Department of Pediatrics, Division of Genomic Medicine, University of California Davis, Sacramento, California, USA.
MIND Institute, University of California Davis, Sacramento, California, USA.
Am J Med Genet A. 2021 Feb;185(2):469-475. doi: 10.1002/ajmg.a.61995. Epub 2020 Dec 4.

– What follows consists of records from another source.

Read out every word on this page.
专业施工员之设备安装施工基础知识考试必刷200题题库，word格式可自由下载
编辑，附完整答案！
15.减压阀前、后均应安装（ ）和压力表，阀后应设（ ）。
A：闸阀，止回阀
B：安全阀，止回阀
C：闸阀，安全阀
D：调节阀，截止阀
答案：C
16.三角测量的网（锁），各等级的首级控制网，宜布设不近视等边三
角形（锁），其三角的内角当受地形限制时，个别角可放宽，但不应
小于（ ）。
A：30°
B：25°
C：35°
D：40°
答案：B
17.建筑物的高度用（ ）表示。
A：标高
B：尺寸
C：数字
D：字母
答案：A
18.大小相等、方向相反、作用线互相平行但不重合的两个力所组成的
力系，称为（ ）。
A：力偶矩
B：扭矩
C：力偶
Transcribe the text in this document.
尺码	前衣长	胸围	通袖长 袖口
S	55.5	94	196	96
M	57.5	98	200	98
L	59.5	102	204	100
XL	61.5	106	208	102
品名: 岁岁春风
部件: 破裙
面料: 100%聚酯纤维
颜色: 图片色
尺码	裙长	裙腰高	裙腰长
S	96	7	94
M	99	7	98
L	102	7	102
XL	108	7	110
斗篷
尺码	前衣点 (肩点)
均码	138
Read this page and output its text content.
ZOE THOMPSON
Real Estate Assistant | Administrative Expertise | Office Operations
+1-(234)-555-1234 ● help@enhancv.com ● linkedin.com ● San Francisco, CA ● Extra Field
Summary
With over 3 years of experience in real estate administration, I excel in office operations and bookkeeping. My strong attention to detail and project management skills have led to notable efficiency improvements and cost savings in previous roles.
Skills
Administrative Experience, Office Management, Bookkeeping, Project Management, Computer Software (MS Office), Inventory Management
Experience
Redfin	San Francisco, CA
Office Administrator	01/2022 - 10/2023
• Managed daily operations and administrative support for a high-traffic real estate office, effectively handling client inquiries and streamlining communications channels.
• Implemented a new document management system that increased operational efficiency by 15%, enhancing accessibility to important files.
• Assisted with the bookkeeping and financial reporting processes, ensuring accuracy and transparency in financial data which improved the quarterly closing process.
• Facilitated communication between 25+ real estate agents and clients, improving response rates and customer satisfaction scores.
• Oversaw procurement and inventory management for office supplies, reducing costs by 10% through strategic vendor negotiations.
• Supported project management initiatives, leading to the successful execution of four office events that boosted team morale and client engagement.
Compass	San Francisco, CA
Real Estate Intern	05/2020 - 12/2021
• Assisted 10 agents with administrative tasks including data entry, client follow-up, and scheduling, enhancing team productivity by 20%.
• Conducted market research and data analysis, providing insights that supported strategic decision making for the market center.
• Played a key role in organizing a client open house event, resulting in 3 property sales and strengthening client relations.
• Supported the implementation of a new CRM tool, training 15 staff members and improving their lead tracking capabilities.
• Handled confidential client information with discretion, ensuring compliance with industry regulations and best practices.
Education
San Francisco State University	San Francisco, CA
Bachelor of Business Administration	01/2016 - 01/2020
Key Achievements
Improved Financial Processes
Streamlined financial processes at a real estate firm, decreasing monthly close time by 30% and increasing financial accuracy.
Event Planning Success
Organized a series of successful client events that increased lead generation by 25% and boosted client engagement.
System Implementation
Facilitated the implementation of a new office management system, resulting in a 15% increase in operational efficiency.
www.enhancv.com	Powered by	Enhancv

Cardio-facio-cutaneous syndrome (CFC) is one of the RASopathies and is caused by germline mutations that activate the Ras/mitogen-activated protein kinase (MAPK) pathway. CFC is due to heterozygous germline mutations in protein kinases BRAF, MEK1, or MEK2 and rarely in KRAS, a small GTPase. CFC is a multiple congenital anomaly disorder in which individuals may have craniofacial dysmorphia, heart issues, skin and hair anomalies, and delayed development. Pathogenic variants for CFC syndrome are usually considered de novo because vertical transmission has only been reported with MEK2 and KRAS. The index case was a 3-year-old male with features consistent with the clinical diagnosis of CFC. Sequencing revealed a previously reported heterozygous likely pathogenic variant BRAF p.G464R. Upon detailed family history, the index case's pregnant mother was noted to have similar features to her son. Targeted familial testing of the BRAF pathogenic variant was performed on the mother, confirming her diagnosis. Prenatal genetic testing for the fetus was declined, but postnatal molecular testing of the index case's sister was positive for the familial BRAF p.G464R variant. Functional analysis of the variant demonstrated increased kinase activity. We report the first identified vertically transmitted functional BRAF pathogenic variant. Our findings emphasize the importance of obtaining a comprehensive evaluation of family members and that activating pathogenic variants within the canonical MAPK cascade mediated by BRAF are compatible with human reproduction.
心面皮肤综合征(CFC)是 RAS opathy 之一,由激活 Ras/丝裂原活化蛋白激酶(MAPK)途径的种系突变引起。CFC 是由于蛋白激酶 BRAF、MEK1 或 MEK2 或 KRAS(一种小 GTP 酶)的种系突变杂合引起的。CFC 是一种多发性先天畸形疾病,个体可能有颅面畸形、心脏问题、皮肤和毛发异常以及发育迟缓。CFC 综合征的致病性变异通常被认为是从头开始的,因为只有 MEK2 和 KRAS 报道了垂直传播。该指数病例为一名 3 岁男性,其特征与 CFC 的临床诊断一致。测序显示存在先前报道的杂合性可能致病性变异 BRAF p.G464R。详细的家族史显示,指数病例的孕妇与儿子有类似的特征。对母亲进行了 BRAF 致病性变异的靶向家族性检测,证实了她的诊断。拒绝了对胎儿进行产前基因检测,但对指数病例的妹妹进行了产后分子检测,结果显示该家族的 BRAF p.G464R 变异呈阳性。该变异的功能分析显示激酶活性增加。我们报告了第一个鉴定的垂直传播功能 BRAF 致病性变异。我们的研究结果强调了全面评估家庭成员的重要性,以及由 BRAF 介导的经典 MAPK 级联中的激活致病性变异与人类生殖兼容。